Passons sur cette trajectoire bien dans la norme d’un parti coupé des réalités de la vie des gens de peu – j’ai plus d’affection et de respect pour les vrais (e) entrepreneurs qui ne bénéficient pas des réseaux, des soutiens partisans, des copains et des coquins qui nous ont démontré leur savoir-faire –et réfléchissons sur la contestation du projet de réforme du droit du travail qui ne s’est encore pas matérialisée par une manif ou une grève mais la mobilisation en ligne contre ce projet de loi est sans précédent.

 

La pétition « loi travail : non, merci ! », lancée par une militante de gauche, a déjà recueilli près de 700 000 signatures (un record, sur la plateforme Change.org), tandis qu’un groupe de Youtubeurs opposés à la loi a incité les internautes à se faire entendre avec le hashtag #OnVautMieuxQueCa

 

La protestation passera-t-elle des réseaux sociaux à la rue ?

 

Je ne sais pas même si le clic est si facile, même en ignorant majoritairement, le fond des réformes proposées…

 

J’observe.

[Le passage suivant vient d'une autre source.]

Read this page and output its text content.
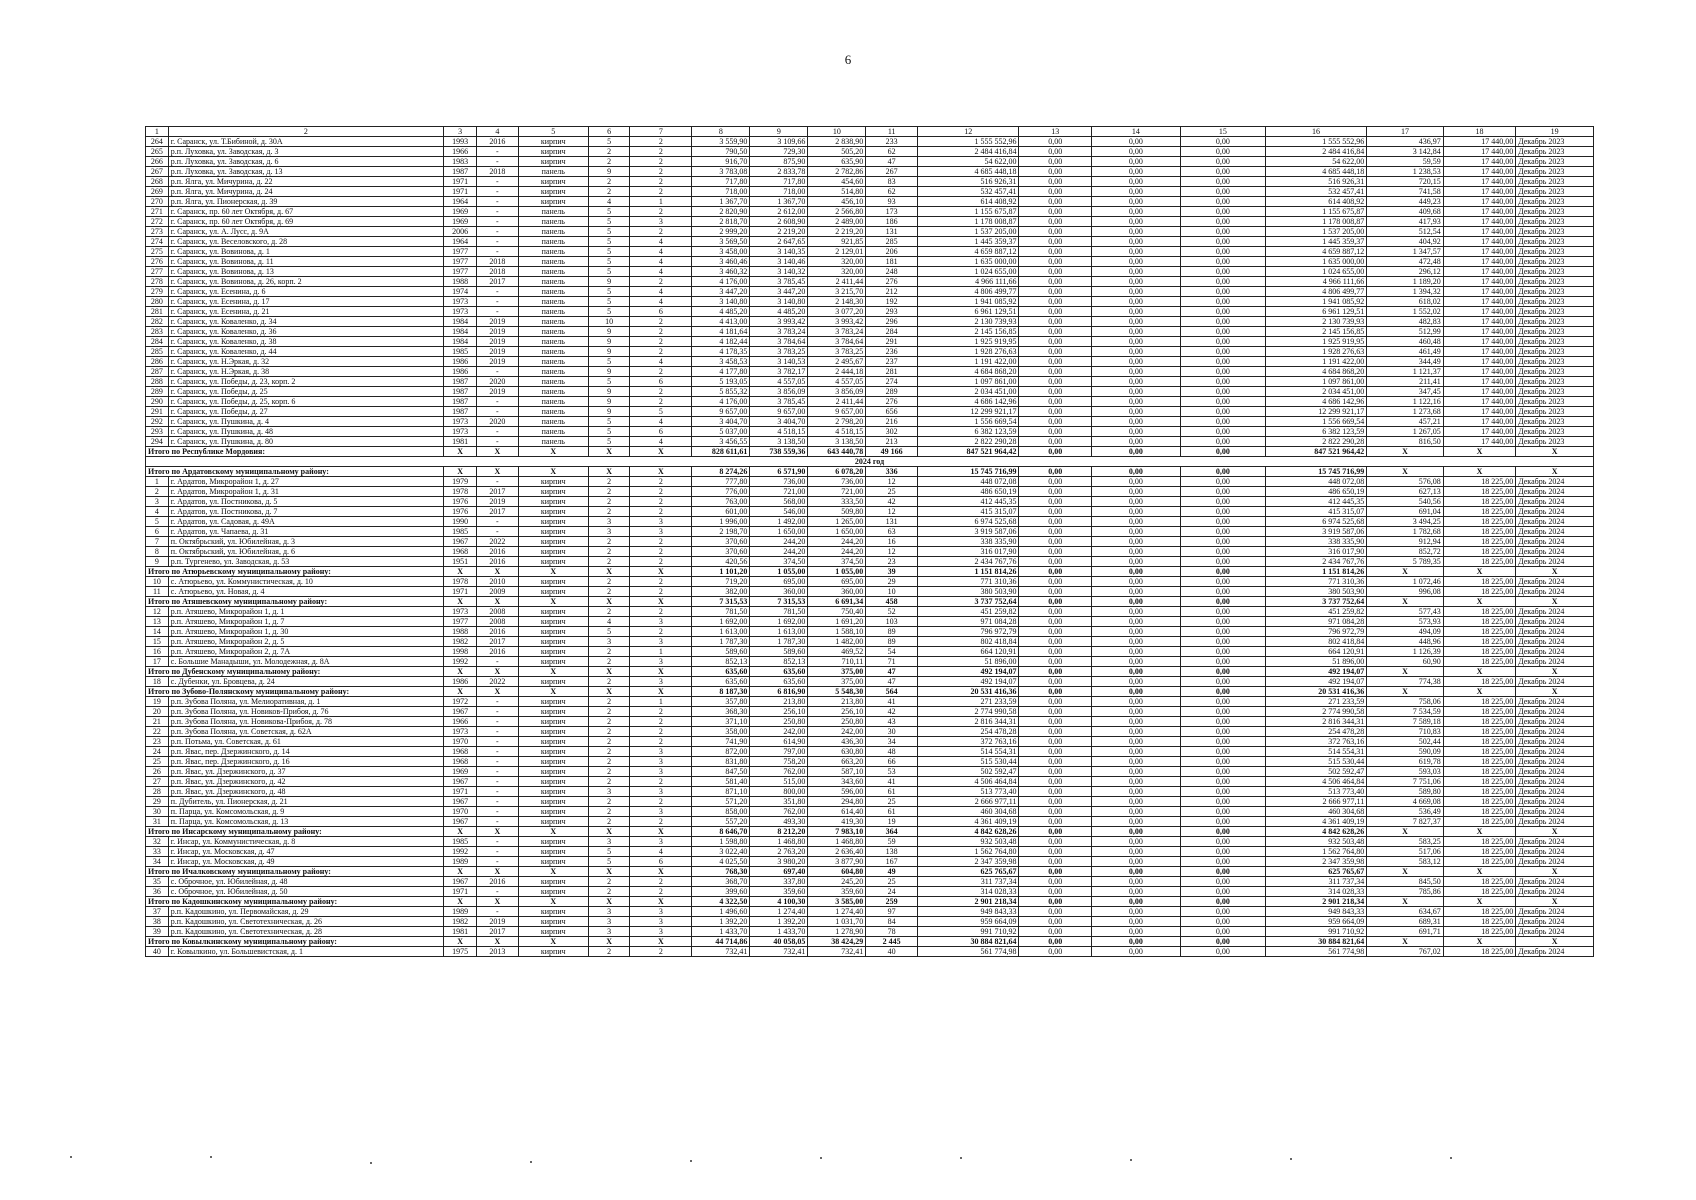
6
1	2	3	4	5	6	7	8	9	10	11	12	13	14	15	16	17	18	19
264	г. Саранск, ул. Т.Бибиной, д. 30А	1993	2016	кирпич	5	2	3 559,90	3 109,66	2 838,90	233	1 555 552,96	0,00	0,00	0,00	1 555 552,96	436,97	17 440,00	Декабрь 2023
265	р.п. Луховка, ул. Заводская, д. 3	1966	-	кирпич	2	2	790,50	729,30	505,20	62	2 484 416,84	0,00	0,00	0,00	2 484 416,84	3 142,84	17 440,00	Декабрь 2023
266	р.п. Луховка, ул. Заводская, д. 6	1983	-	кирпич	2	2	916,70	875,90	635,90	47	54 622,00	0,00	0,00	0,00	54 622,00	59,59	17 440,00	Декабрь 2023
267	р.п. Луховка, ул. Заводская, д. 13	1987	2018	панель	9	2	3 783,08	2 833,78	2 782,86	267	4 685 448,18	0,00	0,00	0,00	4 685 448,18	1 238,53	17 440,00	Декабрь 2023
268	р.п. Ялга, ул. Мичурина, д. 22	1971	-	кирпич	2	2	717,80	717,80	454,60	83	516 926,31	0,00	0,00	0,00	516 926,31	720,15	17 440,00	Декабрь 2023
269	р.п. Ялга, ул. Мичурина, д. 24	1971	-	кирпич	2	2	718,00	718,00	514,80	62	532 457,41	0,00	0,00	0,00	532 457,41	741,58	17 440,00	Декабрь 2023
270	р.п. Ялга, ул. Пионерская, д. 39	1964	-	кирпич	4	1	1 367,70	1 367,70	456,10	93	614 408,92	0,00	0,00	0,00	614 408,92	449,23	17 440,00	Декабрь 2023
271	г. Саранск, пр. 60 лет Октября, д. 67	1969	-	панель	5	2	2 820,90	2 612,00	2 566,80	173	1 155 675,87	0,00	0,00	0,00	1 155 675,87	409,68	17 440,00	Декабрь 2023
272	г. Саранск, пр. 60 лет Октября, д. 69	1969	-	панель	5	3	2 818,70	2 608,90	2 489,00	186	1 178 008,87	0,00	0,00	0,00	1 178 008,87	417,93	17 440,00	Декабрь 2023
273	г. Саранск, ул. А. Лусс, д. 9А	2006	-	панель	5	2	2 999,20	2 219,20	2 219,20	131	1 537 205,00	0,00	0,00	0,00	1 537 205,00	512,54	17 440,00	Декабрь 2023
274	г. Саранск, ул. Веселовского, д. 28	1964	-	панель	5	4	3 569,50	2 647,65	921,85	285	1 445 359,37	0,00	0,00	0,00	1 445 359,37	404,92	17 440,00	Декабрь 2023
275	г. Саранск, ул. Вовинова, д. 1	1977	-	панель	5	4	3 458,00	3 140,35	2 129,01	206	4 659 887,12	0,00	0,00	0,00	4 659 887,12	1 347,57	17 440,00	Декабрь 2023
276	г. Саранск, ул. Вовинова, д. 11	1977	2018	панель	5	4	3 460,46	3 140,46	320,00	181	1 635 000,00	0,00	0,00	0,00	1 635 000,00	472,48	17 440,00	Декабрь 2023
277	г. Саранск, ул. Вовинова, д. 13	1977	2018	панель	5	4	3 460,32	3 140,32	320,00	248	1 024 655,00	0,00	0,00	0,00	1 024 655,00	296,12	17 440,00	Декабрь 2023
278	г. Саранск, ул. Вовинова, д. 26, корп. 2	1988	2017	панель	9	2	4 176,00	3 785,45	2 411,44	276	4 966 111,66	0,00	0,00	0,00	4 966 111,66	1 189,20	17 440,00	Декабрь 2023
279	г. Саранск, ул. Есенина, д. 6	1974	-	панель	5	4	3 447,20	3 447,20	3 215,70	212	4 806 499,77	0,00	0,00	0,00	4 806 499,77	1 394,32	17 440,00	Декабрь 2023
280	г. Саранск, ул. Есенина, д. 17	1973	-	панель	5	4	3 140,80	3 140,80	2 148,30	192	1 941 085,92	0,00	0,00	0,00	1 941 085,92	618,02	17 440,00	Декабрь 2023
281	г. Саранск, ул. Есенина, д. 21	1973	-	панель	5	6	4 485,20	4 485,20	3 077,20	293	6 961 129,51	0,00	0,00	0,00	6 961 129,51	1 552,02	17 440,00	Декабрь 2023
282	г. Саранск, ул. Коваленко, д. 34	1984	2019	панель	10	2	4 413,00	3 993,42	3 993,42	296	2 130 739,93	0,00	0,00	0,00	2 130 739,93	482,83	17 440,00	Декабрь 2023
283	г. Саранск, ул. Коваленко, д. 36	1984	2019	панель	9	2	4 181,64	3 783,24	3 783,24	284	2 145 156,85	0,00	0,00	0,00	2 145 156,85	512,99	17 440,00	Декабрь 2023
284	г. Саранск, ул. Коваленко, д. 38	1984	2019	панель	9	2	4 182,44	3 784,64	3 784,64	291	1 925 919,95	0,00	0,00	0,00	1 925 919,95	460,48	17 440,00	Декабрь 2023
285	г. Саранск, ул. Коваленко, д. 44	1985	2019	панель	9	2	4 178,35	3 783,25	3 783,25	236	1 928 276,63	0,00	0,00	0,00	1 928 276,63	461,49	17 440,00	Декабрь 2023
286	г. Саранск, ул. Н.Эркая, д. 32	1986	2019	панель	5	4	3 458,53	3 140,53	2 495,67	237	1 191 422,00	0,00	0,00	0,00	1 191 422,00	344,49	17 440,00	Декабрь 2023
287	г. Саранск, ул. Н.Эркая, д. 38	1986	-	панель	9	2	4 177,80	3 782,17	2 444,18	281	4 684 868,20	0,00	0,00	0,00	4 684 868,20	1 121,37	17 440,00	Декабрь 2023
288	г. Саранск, ул. Победы, д. 23, корп. 2	1987	2020	панель	5	6	5 193,05	4 557,05	4 557,05	274	1 097 861,00	0,00	0,00	0,00	1 097 861,00	211,41	17 440,00	Декабрь 2023
289	г. Саранск, ул. Победы, д. 25	1987	2019	панель	9	2	5 855,32	3 856,09	3 856,09	289	2 034 451,00	0,00	0,00	0,00	2 034 451,00	347,45	17 440,00	Декабрь 2023
290	г. Саранск, ул. Победы, д. 25, корп. 6	1987	-	панель	9	2	4 176,00	3 785,45	2 411,44	276	4 686 142,96	0,00	0,00	0,00	4 686 142,96	1 122,16	17 440,00	Декабрь 2023
291	г. Саранск, ул. Победы, д. 27	1987	-	панель	9	5	9 657,00	9 657,00	9 657,00	656	12 299 921,17	0,00	0,00	0,00	12 299 921,17	1 273,68	17 440,00	Декабрь 2023
292	г. Саранск, ул. Пушкина, д. 4	1973	2020	панель	5	4	3 404,70	3 404,70	2 798,20	216	1 556 669,54	0,00	0,00	0,00	1 556 669,54	457,21	17 440,00	Декабрь 2023
293	г. Саранск, ул. Пушкина, д. 48	1973	-	панель	5	6	5 037,00	4 518,15	4 518,15	302	6 382 123,59	0,00	0,00	0,00	6 382 123,59	1 267,05	17 440,00	Декабрь 2023
294	г. Саранск, ул. Пушкина, д. 80	1981	-	панель	5	4	3 456,55	3 138,50	3 138,50	213	2 822 290,28	0,00	0,00	0,00	2 822 290,28	816,50	17 440,00	Декабрь 2023
Итого по Республике Мордовия:		X	X	X	X	X	828 611,61	738 559,36	643 440,78	49 166	847 521 964,42	0,00	0,00	0,00	847 521 964,42	X	X	X
2024 год																		
Итого по Ардатовскому муниципальному району:		X	X	X	X	X	8 274,26	6 571,90	6 078,20	336	15 745 716,99	0,00	0,00	0,00	15 745 716,99	X	X	X
1	г. Ардатов, Микрорайон 1, д. 27	1979	-	кирпич	2	2	777,80	736,00	736,00	12	448 072,08	0,00	0,00	0,00	448 072,08	576,08	18 225,00	Декабрь 2024
2	г. Ардатов, Микрорайон 1, д. 31	1978	2017	кирпич	2	2	776,00	721,00	721,00	25	486 650,19	0,00	0,00	0,00	486 650,19	627,13	18 225,00	Декабрь 2024
3	г. Ардатов, ул. Постникова, д. 5	1976	2019	кирпич	2	2	763,00	568,00	333,50	42	412 445,35	0,00	0,00	0,00	412 445,35	540,56	18 225,00	Декабрь 2024
4	г. Ардатов, ул. Постникова, д. 7	1976	2017	кирпич	2	2	601,00	546,00	509,80	12	415 315,07	0,00	0,00	0,00	415 315,07	691,04	18 225,00	Декабрь 2024
5	г. Ардатов, ул. Садовая, д. 49А	1990	-	кирпич	3	3	1 996,00	1 492,00	1 265,00	131	6 974 525,68	0,00	0,00	0,00	6 974 525,68	3 494,25	18 225,00	Декабрь 2024
6	г. Ардатов, ул. Чапаева, д. 31	1985	-	кирпич	3	3	2 198,70	1 650,00	1 650,00	63	3 919 587,06	0,00	0,00	0,00	3 919 587,06	1 782,68	18 225,00	Декабрь 2024
7	п. Октябрьский, ул. Юбилейная, д. 3	1967	2022	кирпич	2	2	370,60	244,20	244,20	16	338 335,90	0,00	0,00	0,00	338 335,90	912,94	18 225,00	Декабрь 2024
8	п. Октябрьский, ул. Юбилейная, д. 6	1968	2016	кирпич	2	2	370,60	244,20	244,20	12	316 017,90	0,00	0,00	0,00	316 017,90	852,72	18 225,00	Декабрь 2024
9	р.п. Тургенево, ул. Заводская, д. 53	1951	2016	кирпич	2	2	420,56	374,50	374,50	23	2 434 767,76	0,00	0,00	0,00	2 434 767,76	5 789,35	18 225,00	Декабрь 2024
Итого по Атюрьевскому муниципальному району:		X	X	X	X	X	1 101,20	1 055,00	1 055,00	39	1 151 814,26	0,00	0,00	0,00	1 151 814,26	X	X	X
10	с. Атюрьево, ул. Коммунистическая, д. 10	1978	2010	кирпич	2	2	719,20	695,00	695,00	29	771 310,36	0,00	0,00	0,00	771 310,36	1 072,46	18 225,00	Декабрь 2024
11	с. Атюрьево, ул. Новая, д. 4	1971	2009	кирпич	2	2	382,00	360,00	360,00	10	380 503,90	0,00	0,00	0,00	380 503,90	996,08	18 225,00	Декабрь 2024
Итого по Атяшевскому муниципальному району:		X	X	X	X	X	7 315,53	7 315,53	6 691,34	458	3 737 752,64	0,00	0,00	0,00	3 737 752,64	X	X	X
12	р.п. Атяшево, Микрорайон 1, д. 1	1973	2008	кирпич	2	2	781,50	781,50	750,40	52	451 259,82	0,00	0,00	0,00	451 259,82	577,43	18 225,00	Декабрь 2024
13	р.п. Атяшево, Микрорайон 1, д. 7	1977	2008	кирпич	4	3	1 692,00	1 692,00	1 691,20	103	971 084,28	0,00	0,00	0,00	971 084,28	573,93	18 225,00	Декабрь 2024
14	р.п. Атяшево, Микрорайон 1, д. 30	1988	2016	кирпич	5	2	1 613,00	1 613,00	1 588,10	89	796 972,79	0,00	0,00	0,00	796 972,79	494,09	18 225,00	Декабрь 2024
15	р.п. Атяшево, Микрорайон 2, д. 5	1982	2017	кирпич	3	3	1 787,30	1 787,30	1 482,00	89	802 418,84	0,00	0,00	0,00	802 418,84	448,96	18 225,00	Декабрь 2024
16	р.п. Атяшево, Микрорайон 2, д. 7А	1998	2016	кирпич	2	1	589,60	589,60	469,52	54	664 120,91	0,00	0,00	0,00	664 120,91	1 126,39	18 225,00	Декабрь 2024
17	с. Большие Манадыши, ул. Молодежная, д. 8А	1992	-	кирпич	2	3	852,13	852,13	710,11	71	51 896,00	0,00	0,00	0,00	51 896,00	60,90	18 225,00	Декабрь 2024
Итого по Дубенскому муниципальному району:		X	X	X	X	X	635,60	635,60	375,00	47	492 194,07	0,00	0,00	0,00	492 194,07	X	X	X
18	с. Дубенки, ул. Бровцева, д. 24	1986	2022	кирпич	2	3	635,60	635,60	375,00	47	492 194,07	0,00	0,00	0,00	492 194,07	774,38	18 225,00	Декабрь 2024
Итого по Зубово-Полянскому муниципальному району:		X	X	X	X	X	8 187,30	6 816,90	5 548,30	564	20 531 416,36	0,00	0,00	0,00	20 531 416,36	X	X	X
19	р.п. Зубова Поляна, ул. Мелиоративная, д. 1	1972	-	кирпич	2	1	357,80	213,80	213,80	41	271 233,59	0,00	0,00	0,00	271 233,59	758,06	18 225,00	Декабрь 2024
20	р.п. Зубова Поляна, ул. Новиков-Прибоя, д. 76	1967	-	кирпич	2	2	368,30	256,10	256,10	42	2 774 990,58	0,00	0,00	0,00	2 774 990,58	7 534,59	18 225,00	Декабрь 2024
21	р.п. Зубова Поляна, ул. Новикова-Прибоя, д. 78	1966	-	кирпич	2	2	371,10	250,80	250,80	43	2 816 344,31	0,00	0,00	0,00	2 816 344,31	7 589,18	18 225,00	Декабрь 2024
22	р.п. Зубова Поляна, ул. Советская, д. 62А	1973	-	кирпич	2	2	358,00	242,00	242,00	30	254 478,28	0,00	0,00	0,00	254 478,28	710,83	18 225,00	Декабрь 2024
23	р.п. Потьма, ул. Советская, д. 61	1970	-	кирпич	2	2	741,90	614,90	436,30	34	372 763,16	0,00	0,00	0,00	372 763,16	502,44	18 225,00	Декабрь 2024
24	р.п. Явас, пер. Дзержинского, д. 14	1968	-	кирпич	2	3	872,00	797,00	630,80	48	514 554,31	0,00	0,00	0,00	514 554,31	590,09	18 225,00	Декабрь 2024
25	р.п. Явас, пер. Дзержинского, д. 16	1968	-	кирпич	2	3	831,80	758,20	663,20	66	515 530,44	0,00	0,00	0,00	515 530,44	619,78	18 225,00	Декабрь 2024
26	р.п. Явас, ул. Дзержинского, д. 37	1969	-	кирпич	2	3	847,50	762,00	587,10	53	502 592,47	0,00	0,00	0,00	502 592,47	593,03	18 225,00	Декабрь 2024
27	р.п. Явас, ул. Дзержинского, д. 42	1967	-	кирпич	2	2	581,40	515,00	343,60	41	4 506 464,84	0,00	0,00	0,00	4 506 464,84	7 751,06	18 225,00	Декабрь 2024
28	р.п. Явас, ул. Дзержинского, д. 48	1971	-	кирпич	3	3	871,10	800,00	596,00	61	513 773,40	0,00	0,00	0,00	513 773,40	589,80	18 225,00	Декабрь 2024
29	п. Дубитель, ул. Пионерская, д. 21	1967	-	кирпич	2	2	571,20	351,80	294,80	25	2 666 977,11	0,00	0,00	0,00	2 666 977,11	4 669,08	18 225,00	Декабрь 2024
30	п. Парца, ул. Комсомольская, д. 9	1970	-	кирпич	2	3	858,00	762,00	614,40	61	460 304,68	0,00	0,00	0,00	460 304,68	536,49	18 225,00	Декабрь 2024
31	п. Парца, ул. Комсомольская, д. 13	1967	-	кирпич	2	2	557,20	493,30	419,30	19	4 361 409,19	0,00	0,00	0,00	4 361 409,19	7 827,37	18 225,00	Декабрь 2024
Итого по Инсарскому муниципальному району:		X	X	X	X	X	8 646,70	8 212,20	7 983,10	364	4 842 628,26	0,00	0,00	0,00	4 842 628,26	X	X	X
32	г. Инсар, ул. Коммунистическая, д. 8	1985	-	кирпич	3	3	1 598,80	1 468,80	1 468,80	59	932 503,48	0,00	0,00	0,00	932 503,48	583,25	18 225,00	Декабрь 2024
33	г. Инсар, ул. Московская, д. 47	1992	-	кирпич	5	4	3 022,40	2 763,20	2 636,40	138	1 562 764,80	0,00	0,00	0,00	1 562 764,80	517,06	18 225,00	Декабрь 2024
34	г. Инсар, ул. Московская, д. 49	1989	-	кирпич	5	6	4 025,50	3 980,20	3 877,90	167	2 347 359,98	0,00	0,00	0,00	2 347 359,98	583,12	18 225,00	Декабрь 2024
Итого по Ичалковскому муниципальному району:		X	X	X	X	X	768,30	697,40	604,80	49	625 765,67	0,00	0,00	0,00	625 765,67	X	X	X
35	с. Оброчное, ул. Юбилейная, д. 48	1967	2016	кирпич	2	2	368,70	337,80	245,20	25	311 737,34	0,00	0,00	0,00	311 737,34	845,50	18 225,00	Декабрь 2024
36	с. Оброчное, ул. Юбилейная, д. 50	1971	-	кирпич	2	2	399,60	359,60	359,60	24	314 028,33	0,00	0,00	0,00	314 028,33	785,86	18 225,00	Декабрь 2024
Итого по Кадошкинскому муниципальному району:		X	X	X	X	X	4 322,50	4 100,30	3 585,00	259	2 901 218,34	0,00	0,00	0,00	2 901 218,34	X	X	X
37	р.п. Кадошкино, ул. Первомайская, д. 29	1989	-	кирпич	3	3	1 496,60	1 274,40	1 274,40	97	949 843,33	0,00	0,00	0,00	949 843,33	634,67	18 225,00	Декабрь 2024
38	р.п. Кадошкино, ул. Светотехническая, д. 26	1982	2019	кирпич	3	3	1 392,20	1 392,20	1 031,70	84	959 664,09	0,00	0,00	0,00	959 664,09	689,31	18 225,00	Декабрь 2024
39	р.п. Кадошкино, ул. Светотехническая, д. 28	1981	2017	кирпич	3	3	1 433,70	1 433,70	1 278,90	78	991 710,92	0,00	0,00	0,00	991 710,92	691,71	18 225,00	Декабрь 2024
Итого по Ковылкинскому муниципальному району:		X	X	X	X	X	44 714,86	40 058,05	38 424,29	2 445	30 884 821,64	0,00	0,00	0,00	30 884 821,64	X	X	X
40	г. Ковылкино, ул. Большевистская, д. 1	1975	2013	кирпич	2	2	732,41	732,41	732,41	40	561 774,98	0,00	0,00	0,00	561 774,98	767,02	18 225,00	Декабрь 2024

J’écoute. Je doute…

 

Lire ICI

Cerise la Bazadaise à robe gris blaireau n’est pas 1 laitière mais une bouchère : le bœuf de Bazas, le vin de Duras et Caroline De Haas # non merci ha, ha…
Cerise la Bazadaise à robe gris blaireau n’est pas 1 laitière mais une bouchère : le bœuf de Bazas, le vin de Duras et Caroline De Haas # non merci ha, ha…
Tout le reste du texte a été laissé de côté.